Working with WebAPI in .net, I was writing some client-focussed tests that meant I was unable/unwilling to use the standard testing tool we all know and love - Postman - and instead needed to run NUnit against the API all on the local dev machine.

Because it was all on the one machine, I had an authenticaton scheme setup in IIS so that local windows users could connect without having to use access tokens etc. This was for development only and I was focussed on the API behaviour rather than on the security of the API, that would be swapped back in later for the "real" build.
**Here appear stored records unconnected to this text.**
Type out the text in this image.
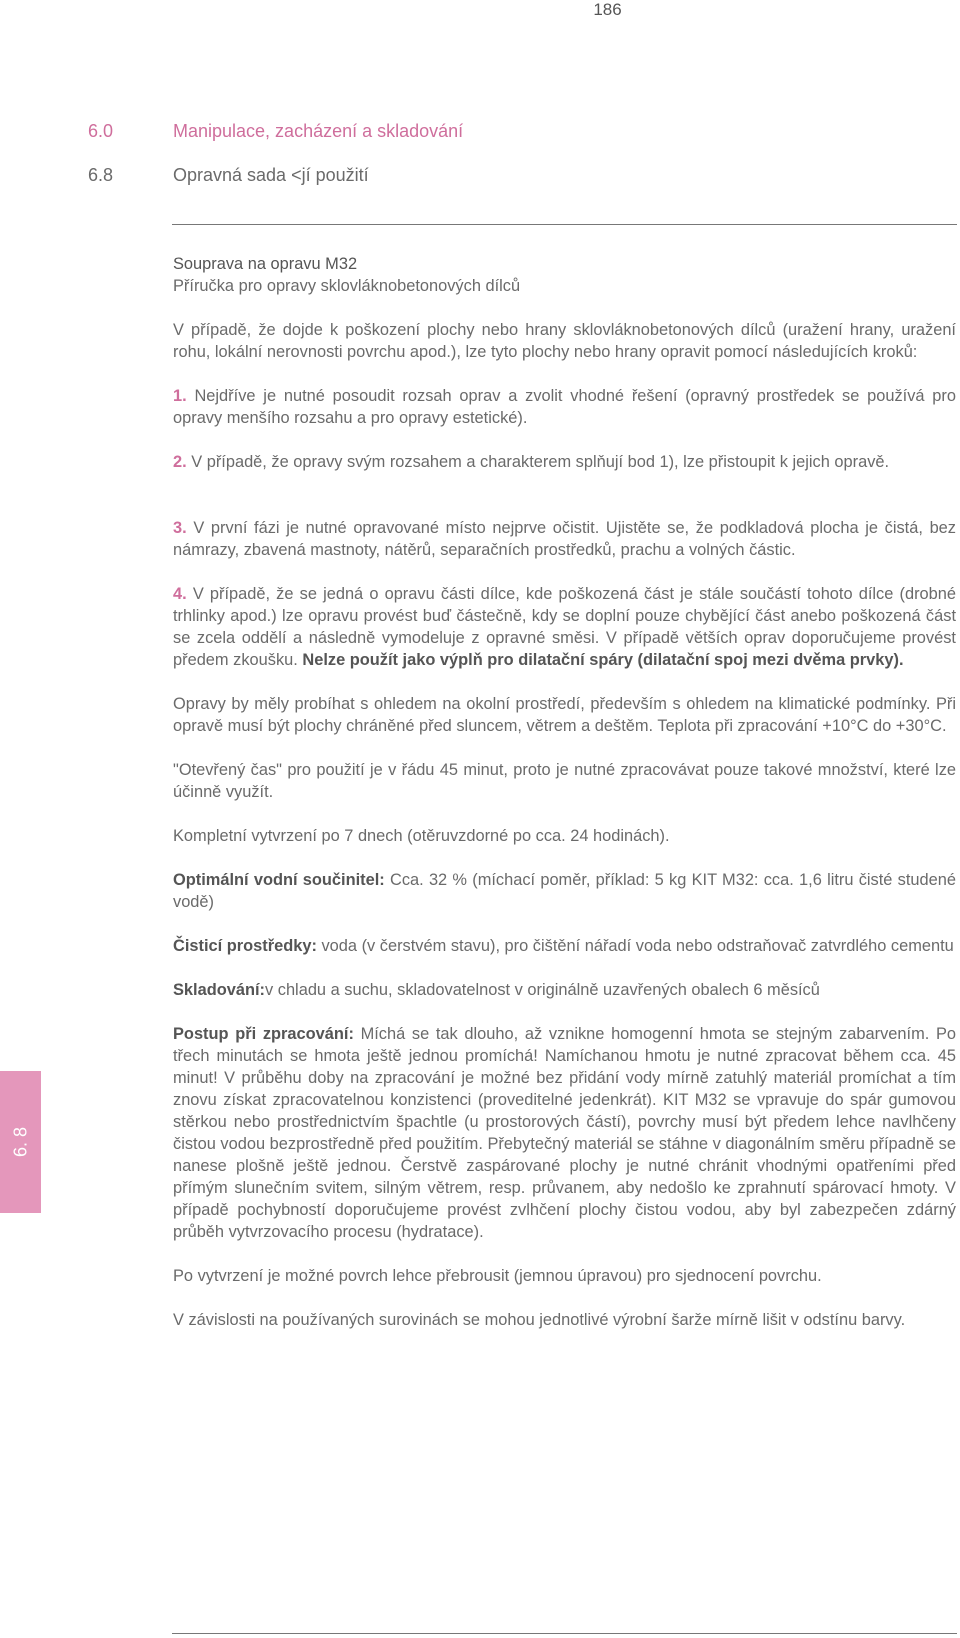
186
6.0	Manipulace, zacházení a skladování
6.8	Opravná sada <jí použití
Souprava na opravu M32
Příručka pro opravy sklovláknobetonových dílců

V případě, že dojde k poškození plochy nebo hrany sklovláknobetonových dílců (uražení hrany, uražení rohu, lokální nerovnosti povrchu apod.), lze tyto plochy nebo hrany opravit pomocí následujících kroků:

1. Nejdříve je nutné posoudit rozsah oprav a zvolit vhodné řešení (opravný prostředek se používá pro opravy menšího rozsahu a pro opravy estetické).

2. V případě, že opravy svým rozsahem a charakterem splňují bod 1), lze přistoupit k jejich opravě.

3. V první fázi je nutné opravované místo nejprve očistit. Ujistěte se, že podkladová plocha je čistá, bez námrazy, zbavená mastnoty, nátěrů, separačních prostředků, prachu a volných částic.

4. V případě, že se jedná o opravu části dílce, kde poškozená část je stále součástí tohoto dílce (drobné trhlinky apod.) lze opravu provést buď částečně, kdy se doplní pouze chybějící část anebo poškozená část se zcela oddělí a následně vymodeluje z opravné směsi. V případě větších oprav doporučujeme provést předem zkoušku. Nelze použít jako výplň pro dilatační spáry (dilatační spoj mezi dvěma prvky).

Opravy by měly probíhat s ohledem na okolní prostředí, především s ohledem na klimatické podmínky. Při opravě musí být plochy chráněné před sluncem, větrem a deštěm. Teplota při zpracování +10°C do +30°C.

"Otevřený čas" pro použití je v řádu 45 minut, proto je nutné zpracovávat pouze takové množství, které lze účinně využít.

Kompletní vytvrzení po 7 dnech (otěruvzdorné po cca. 24 hodinách).

Optimální vodní součinitel: Cca. 32 % (míchací poměr, příklad: 5 kg KIT M32: cca. 1,6 litru čisté studené vodě)

Čisticí prostředky: voda (v čerstvém stavu), pro čištění nářadí voda nebo odstraňovač zatvrdlého cementu

Skladování:v chladu a suchu, skladovatelnost v originálně uzavřených obalech 6 měsíců

Postup při zpracování: Míchá se tak dlouho, až vznikne homogenní hmota se stejným zabarvením. Po třech minutách se hmota ještě jednou promíchá! Namíchanou hmotu je nutné zpracovat během cca. 45 minut! V průběhu doby na zpracování je možné bez přidání vody mírně zatuhlý materiál promíchat a tím znovu získat zpracovatelnou konzistenci (proveditelné jedenkrát). KIT M32 se vpravuje do spár gumovou stěrkou nebo prostřednictvím špachtle (u prostorových částí), povrchy musí být předem lehce navlhčeny čistou vodou bezprostředně před použitím. Přebytečný materiál se stáhne v diagonálním směru případně se nanese plošně ještě jednou. Čerstvě zaspárované plochy je nutné chránit vhodnými opatřeními před přímým slunečním svitem, silným větrem, resp. průvanem, aby nedošlo ke zprahnutí spárovací hmoty. V případě pochybností doporučujeme provést zvlhčení plochy čistou vodou, aby byl zabezpečen zdárný průběh vytvrzovacího procesu (hydratace).

Po vytvrzení je možné povrch lehce přebrousit (jemnou úpravou) pro sjednocení povrchu.

V závislosti na používaných surovinách se mohou jednotlivé výrobní šarže mírně lišit v odstínu barvy.

6. 8
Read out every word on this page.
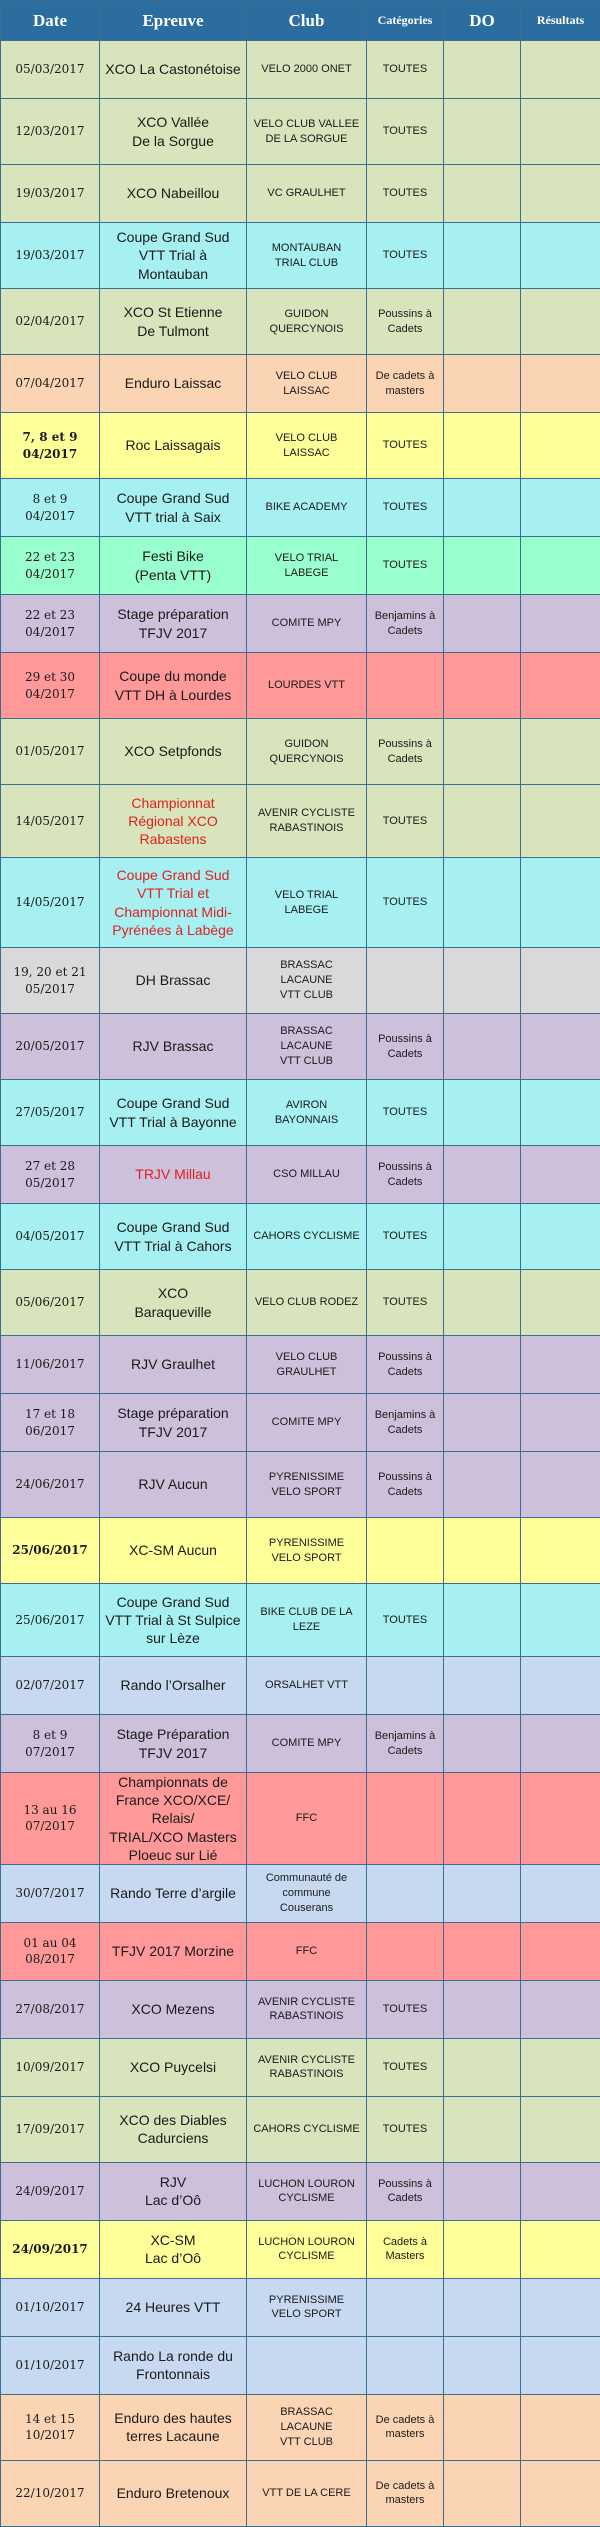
Date	Epreuve	Club	Catégories	DO	Résultats
05/03/2017	XCO La Castonétoise	VELO 2000 ONET	TOUTES		
12/03/2017	XCO Vallée
De la Sorgue	VELO CLUB VALLEE
DE LA SORGUE	TOUTES		
19/03/2017	XCO Nabeillou	VC GRAULHET	TOUTES		
19/03/2017	Coupe Grand Sud
VTT Trial à
Montauban	MONTAUBAN
TRIAL CLUB	TOUTES		
02/04/2017	XCO St Etienne
De Tulmont	GUIDON
QUERCYNOIS	Poussins à
Cadets		
07/04/2017	Enduro Laissac	VELO CLUB
LAISSAC	De cadets à
masters		
7, 8 et 9
04/2017	Roc Laissagais	VELO CLUB
LAISSAC	TOUTES		
8 et 9
04/2017	Coupe Grand Sud
VTT trial à Saix	BIKE ACADEMY	TOUTES		
22 et 23
04/2017	Festi Bike
(Penta VTT)	VELO TRIAL
LABEGE	TOUTES		
22 et 23
04/2017	Stage préparation
TFJV 2017	COMITE MPY	Benjamins à
Cadets		
29 et 30
04/2017	Coupe du monde
VTT DH à Lourdes	LOURDES VTT			
01/05/2017	XCO Setpfonds	GUIDON
QUERCYNOIS	Poussins à
Cadets		
14/05/2017	Championnat
Régional XCO
Rabastens	AVENIR CYCLISTE
RABASTINOIS	TOUTES		
14/05/2017	Coupe Grand Sud
VTT Trial et
Championnat Midi-
Pyrénées à Labège	VELO TRIAL
LABEGE	TOUTES		
19, 20 et 21
05/2017	DH Brassac	BRASSAC
LACAUNE
VTT CLUB			
20/05/2017	RJV Brassac	BRASSAC
LACAUNE
VTT CLUB	Poussins à
Cadets		
27/05/2017	Coupe Grand Sud
VTT Trial à Bayonne	AVIRON
BAYONNAIS	TOUTES		
27 et 28
05/2017	TRJV Millau	CSO MILLAU	Poussins à
Cadets		
04/05/2017	Coupe Grand Sud
VTT Trial à Cahors	CAHORS CYCLISME	TOUTES		
05/06/2017	XCO
Baraqueville	VELO CLUB RODEZ	TOUTES		
11/06/2017	RJV Graulhet	VELO CLUB
GRAULHET	Poussins à
Cadets		
17 et 18
06/2017	Stage préparation
TFJV 2017	COMITE MPY	Benjamins à
Cadets		
24/06/2017	RJV Aucun	PYRENISSIME
VELO SPORT	Poussins à
Cadets		
25/06/2017	XC-SM Aucun	PYRENISSIME
VELO SPORT			
25/06/2017	Coupe Grand Sud
VTT Trial à St Sulpice
sur Lèze	BIKE CLUB DE LA
LEZE	TOUTES		
02/07/2017	Rando l’Orsalher	ORSALHET VTT			
8 et 9
07/2017	Stage Préparation
TFJV 2017	COMITE MPY	Benjamins à
Cadets		
13 au 16
07/2017	Championnats de
France XCO/XCE/
Relais/
TRIAL/XCO Masters
Ploeuc sur Lié	FFC			
30/07/2017	Rando Terre d’argile	Communauté de
commune
Couserans			
01 au 04
08/2017	TFJV 2017 Morzine	FFC			
27/08/2017	XCO Mezens	AVENIR CYCLISTE
RABASTINOIS	TOUTES		
10/09/2017	XCO Puycelsi	AVENIR CYCLISTE
RABASTINOIS	TOUTES		
17/09/2017	XCO des Diables
Cadurciens	CAHORS CYCLISME	TOUTES		
24/09/2017	RJV
Lac d’Oô	LUCHON LOURON
CYCLISME	Poussins à
Cadets		
24/09/2017	XC-SM
Lac d’Oô	LUCHON LOURON
CYCLISME	Cadets à
Masters		
01/10/2017	24 Heures VTT	PYRENISSIME
VELO SPORT			
01/10/2017	Rando La ronde du
Frontonnais				
14 et 15
10/2017	Enduro des hautes
terres Lacaune	BRASSAC
LACAUNE
VTT CLUB	De cadets à
masters		
22/10/2017	Enduro Bretenoux	VTT DE LA CERE	De cadets à
masters		
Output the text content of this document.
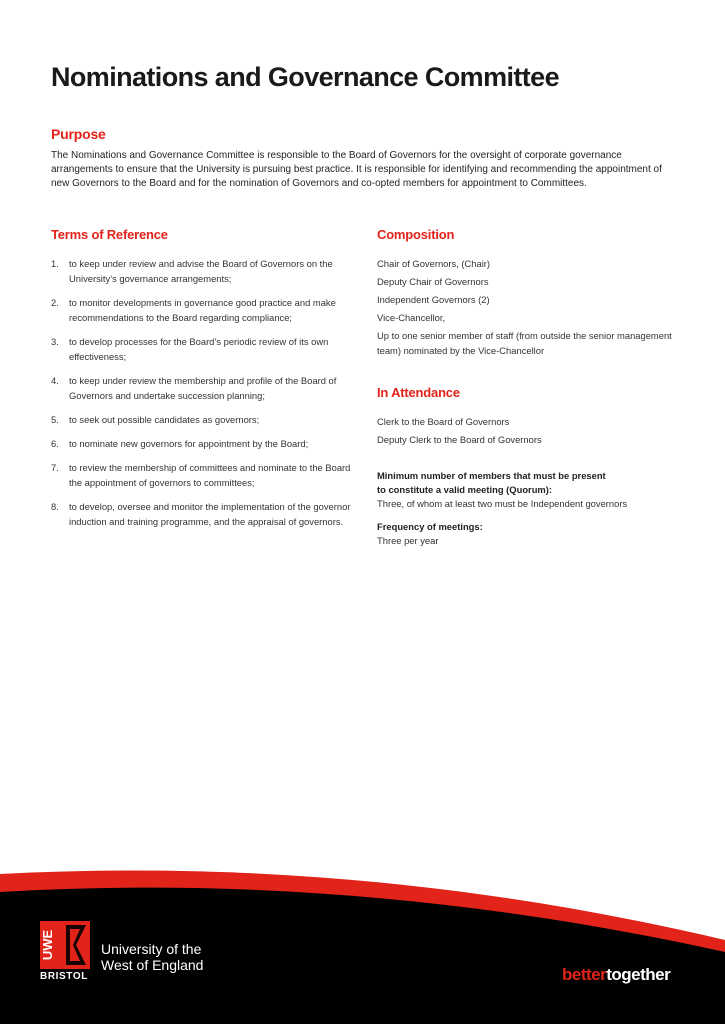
Nominations and Governance Committee
Purpose

The Nominations and Governance Committee is responsible to the Board of Governors for the oversight of corporate governance arrangements to ensure that the University is pursuing best practice. It is responsible for identifying and recommending the appointment of new Governors to the Board and for the nomination of Governors and co-opted members for appointment to Committees.

Terms of Reference
1.	to keep under review and advise the Board of Governors on the University’s governance arrangements;
2.	to monitor developments in governance good practice and make recommendations to the Board regarding compliance;
3.	to develop processes for the Board’s periodic review of its own effectiveness;
4.	to keep under review the membership and profile of the Board of Governors and undertake succession planning;
5.	to seek out possible candidates as governors;
6.	to nominate new governors for appointment by the Board;
7.	to review the membership of committees and nominate to the Board the appointment of governors to committees;
8.	to develop, oversee and monitor the implementation of the governor induction and training programme, and the appraisal of governors.
Composition
Chair of Governors, (Chair)
Deputy Chair of Governors
Independent Governors (2)
Vice-Chancellor,
Up to one senior member of staff (from outside the senior management team) nominated by the Vice-Chancellor
In Attendance
Clerk to the Board of Governors
Deputy Clerk to the Board of Governors

Minimum number of members that must be present

to constitute a valid meeting (Quorum):

Three, of whom at least two must be Independent governors

Frequency of meetings:

Three per year

UWE
BRISTOL
University of the
West of England	bettertogether
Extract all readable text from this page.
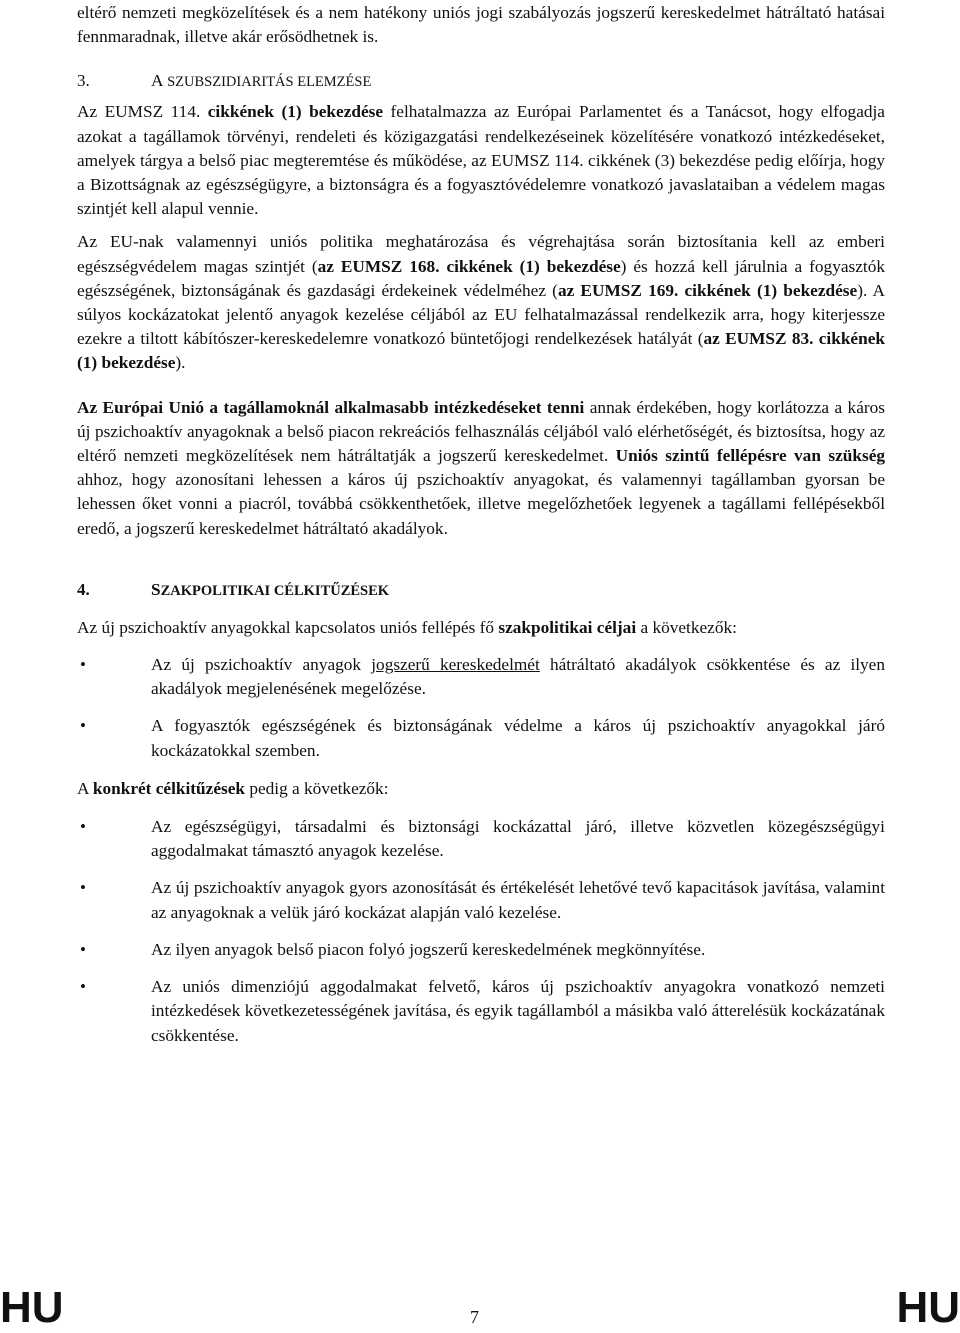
eltérő nemzeti megközelítések és a nem hatékony uniós jogi szabályozás jogszerű kereskedelmet hátráltató hatásai fennmaradnak, illetve akár erősödhetnek is.

3.	A SZUBSZIDIARITÁS ELEMZÉSE

Az EUMSZ 114. cikkének (1) bekezdése felhatalmazza az Európai Parlamentet és a Tanácsot, hogy elfogadja azokat a tagállamok törvényi, rendeleti és közigazgatási rendelkezéseinek közelítésére vonatkozó intézkedéseket, amelyek tárgya a belső piac megteremtése és működése, az EUMSZ 114. cikkének (3) bekezdése pedig előírja, hogy a Bizottságnak az egészségügyre, a biztonságra és a fogyasztóvédelemre vonatkozó javaslataiban a védelem magas szintjét kell alapul vennie.

Az EU-nak valamennyi uniós politika meghatározása és végrehajtása során biztosítania kell az emberi egészségvédelem magas szintjét (az EUMSZ 168. cikkének (1) bekezdése) és hozzá kell járulnia a fogyasztók egészségének, biztonságának és gazdasági érdekeinek védelméhez (az EUMSZ 169. cikkének (1) bekezdése). A súlyos kockázatokat jelentő anyagok kezelése céljából az EU felhatalmazással rendelkezik arra, hogy kiterjessze ezekre a tiltott kábítószer-kereskedelemre vonatkozó büntetőjogi rendelkezések hatályát (az EUMSZ 83. cikkének (1) bekezdése).

Az Európai Unió a tagállamoknál alkalmasabb intézkedéseket tenni annak érdekében, hogy korlátozza a káros új pszichoaktív anyagoknak a belső piacon rekreációs felhasználás céljából való elérhetőségét, és biztosítsa, hogy az eltérő nemzeti megközelítések nem hátráltatják a jogszerű kereskedelmet. Uniós szintű fellépésre van szükség ahhoz, hogy azonosítani lehessen a káros új pszichoaktív anyagokat, és valamennyi tagállamban gyorsan be lehessen őket vonni a piacról, továbbá csökkenthetőek, illetve megelőzhetőek legyenek a tagállami fellépésekből eredő, a jogszerű kereskedelmet hátráltató akadályok.

4.	SZAKPOLITIKAI CÉLKITŰZÉSEK

Az új pszichoaktív anyagokkal kapcsolatos uniós fellépés fő szakpolitikai céljai a következők:

•	Az új pszichoaktív anyagok jogszerű kereskedelmét hátráltató akadályok csökkentése és az ilyen akadályok megjelenésének megelőzése.
•	A fogyasztók egészségének és biztonságának védelme a káros új pszichoaktív anyagokkal járó kockázatokkal szemben.

A konkrét célkitűzések pedig a következők:

•	Az egészségügyi, társadalmi és biztonsági kockázattal járó, illetve közvetlen közegészségügyi aggodalmakat támasztó anyagok kezelése.
•	Az új pszichoaktív anyagok gyors azonosítását és értékelését lehetővé tevő kapacitások javítása, valamint az anyagoknak a velük járó kockázat alapján való kezelése.
•	Az ilyen anyagok belső piacon folyó jogszerű kereskedelmének megkönnyítése.
•	Az uniós dimenziójú aggodalmakat felvető, káros új pszichoaktív anyagokra vonatkozó nemzeti intézkedések következetességének javítása, és egyik tagállamból a másikba való átterelésük kockázatának csökkentése.
HU	7	HU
That still left the issue of authenticating as the current user without getting a 401 and without having to hard code user credentials in the code or in a config file. Happily HttpClient allows for this using the Handler chaining mechanism.


class LocalAPIClient
{
    private readonly HttpClient _client;

    public LocalAPIClient()
    {
        var handler = new HttpClientHandler
        {
            Credentials = CredentialCache.DefaultNetworkCredentials,
            PreAuthenticate = true
        };

        _client = new HttpClient(handler);
        string url = System.Configuration.ConfigurationManager.AppSettings["Url"];
        _client.BaseAddress = new Uri(url);
    }

    public void DoTheThing()
    {
        string body = "this is the json payload";
        StringContent content = new StringContent(body, Encoding.UTF8, "application/json");
        HttpResponseMessage response = _client.PostAsync("Do/The/Thing", content).Result;

        string json = response.Content.ReadAsStringAsync().Result;

        // stuff
    }
}

Setting credentials on a HttpClientHandler using the default network credential means that it all just magically works.